Renovating Game Room: How To Fix Xbox Live's Classic Gaming Showcase - Page 2

 


While the progression issue is a concern, the single greatest flaw in Game Room is the complete failure of the multiplayer component.  Very little player interaction is provided.  Yes, you can challenge your friends to top your high score, and you can visit their arcade space, but that's not true interaction.  Back in the arcade heyday, we players would huddle over glowing screens, watching as a friend took his turn, hoping we could top his score; we'd talk trash as Dragon Punches flew in Street Fighter.  Best of all, we would exchanged high fives as we beat Shredder, Magneto, or any of the other countless bosses at the end of all manner of co-op games.  You can' t really do any of these things online in Game Room, and the service suffers greatly because of it.  As I understand it, what few multiplayer games are available in Game Room support only local multiplayer, which is flat out ludicrous in this day and age.  The fact that you cannot play a game as simple as, say, Outlaw online against a friend is an obvious, mind-numbing flaw.

Incredibly disappointing to fans of this site, there are no co-op games available in Game Room at the time of this writing.  Five game packs have been released so far, and yet no title featuring cooperative gameplay is included in any of them.  Literally hundreds of classic co-op games were available in the arcades, and yet none can be found in Game Room.  It appears that the early to mid 80s time frame is the one Microsoft is aiming for, and there were, arguably, very few co-op games available then.  But starting in the late 80s, co-op became a major trend, and seeing this entire style of gameplay ignored in Game Room is inexplicable.  Licensing could be a factor here, as many of the earliest co-op games like Joust and Gauntlet are in legal limbo at the moment.  Other co-op greats like X-Men and Dungeons and Dragons might face similar difficulties.  Still, there are plenty of other solid co-op gems, ready and waiting for a day in the sun.  Co-Op was a defining force in arcades for years, and it should not be ignored in what is arguably the premiere classic gaming service available to fans right now.
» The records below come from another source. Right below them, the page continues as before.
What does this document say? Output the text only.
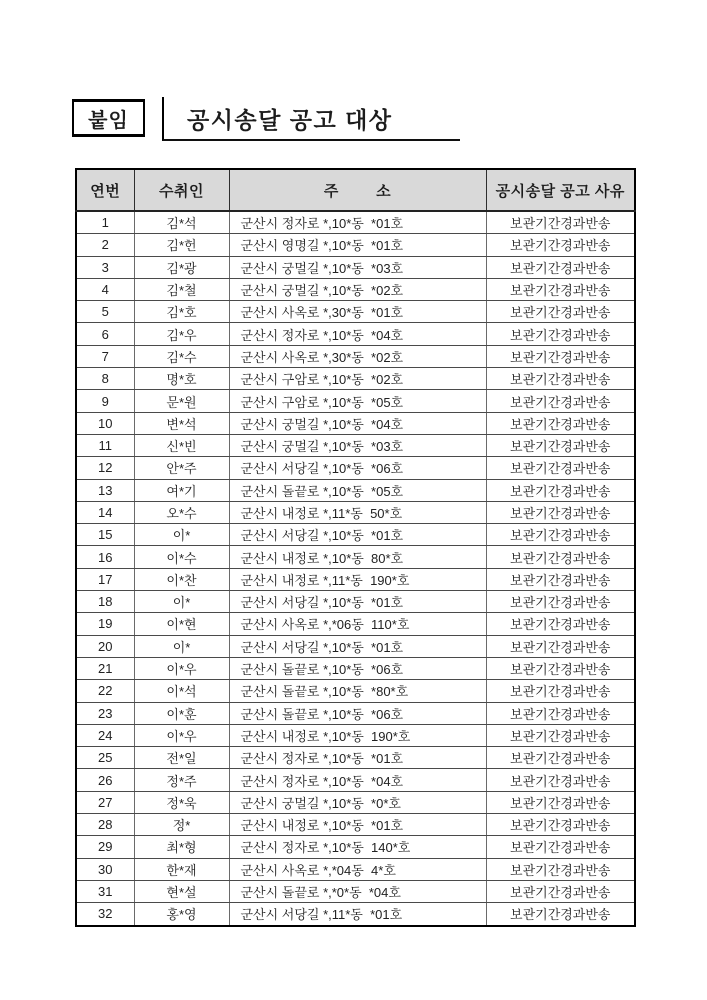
붙임	공시송달 공고 대상
연번	수취인	주        소	공시송달 공고 사유
1	김*석	군산시 정자로 *,10*동  *01호	보관기간경과반송
2	김*헌	군산시 영명길 *,10*동  *01호	보관기간경과반송
3	김*광	군산시 궁멀길 *,10*동  *03호	보관기간경과반송
4	김*철	군산시 궁멀길 *,10*동  *02호	보관기간경과반송
5	김*호	군산시 사옥로 *,30*동  *01호	보관기간경과반송
6	김*우	군산시 정자로 *,10*동  *04호	보관기간경과반송
7	김*수	군산시 사옥로 *,30*동  *02호	보관기간경과반송
8	명*호	군산시 구암로 *,10*동  *02호	보관기간경과반송
9	문*원	군산시 구암로 *,10*동  *05호	보관기간경과반송
10	변*석	군산시 궁멀길 *,10*동  *04호	보관기간경과반송
11	신*빈	군산시 궁멀길 *,10*동  *03호	보관기간경과반송
12	안*주	군산시 서당길 *,10*동  *06호	보관기간경과반송
13	여*기	군산시 돌끝로 *,10*동  *05호	보관기간경과반송
14	오*수	군산시 내정로 *,11*동  50*호	보관기간경과반송
15	이*	군산시 서당길 *,10*동  *01호	보관기간경과반송
16	이*수	군산시 내정로 *,10*동  80*호	보관기간경과반송
17	이*찬	군산시 내정로 *,11*동  190*호	보관기간경과반송
18	이*	군산시 서당길 *,10*동  *01호	보관기간경과반송
19	이*현	군산시 사옥로 *,*06동  110*호	보관기간경과반송
20	이*	군산시 서당길 *,10*동  *01호	보관기간경과반송
21	이*우	군산시 돌끝로 *,10*동  *06호	보관기간경과반송
22	이*석	군산시 돌끝로 *,10*동  *80*호	보관기간경과반송
23	이*훈	군산시 돌끝로 *,10*동  *06호	보관기간경과반송
24	이*우	군산시 내정로 *,10*동  190*호	보관기간경과반송
25	전*일	군산시 정자로 *,10*동  *01호	보관기간경과반송
26	정*주	군산시 정자로 *,10*동  *04호	보관기간경과반송
27	정*욱	군산시 궁멀길 *,10*동  *0*호	보관기간경과반송
28	정*	군산시 내정로 *,10*동  *01호	보관기간경과반송
29	최*형	군산시 정자로 *,10*동  140*호	보관기간경과반송
30	한*재	군산시 사옥로 *,*04동  4*호	보관기간경과반송
31	현*설	군산시 돌끝로 *,*0*동  *04호	보관기간경과반송
32	홍*영	군산시 서당길 *,11*동  *01호	보관기간경과반송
What games would we recommend for inclusion in Game Room?  Let's keep the focus on games from the early to mid 1980s, as that seems to be Microsoft's intent, and we'll try to avoid obvious inclusions like Double Dragon that are long shots due to legal issues.  Here's a short list of co-op titles that meet these criteria: Rampage, Twin Cobra, Exed Exes, Bubble Bobble, Legendary Wings, Life Force, Xenophobe, and Heavy Barrel.  There are plenty more, I am certain, especially if one goes a bit later into the early 1990s.  Microsoft seems to use the better side scrolling co-op brawlers of that era for full XBLA releases, like those of Contra and Altered Beast.  But now that there is a platform for classic arcade titles, why not release these awesome brawlers as Game Room downloads?  It seems counterproductive to add in a few filters, a fancy HD frame, and a few achievements, and call it a full Arcade title, but that's what has been done in the past.  If Microsoft is serious about Game Room (and given the hype machine behind it, it would appear they are) then some blockbuster, AAA arcade classics must be released soon.  Co-op titles would be among the most fiscally shrewd to release, especially if online multiplayer is added to Game Room, since all players would need a copy of the game in their arcade.

As we look to the future of Game Room, it is clear that the service has many advantages.  It is impressive, visually, and it's an easy, legal way to enjoy classic games of old.  But gamers expect more these days, even for a product that relies so heavily on nostalgia.  Social features, online play, and an improved slection of multiplayer titles, especially those with co-op gameplay, would add greatly to the Game Room experience.  Unless these things are added soon, I fear Xbox gamers will abandon Game Room entirely.  That would be most unfortunate, since the concept has the potential to revolutionize how we enjoy classic games.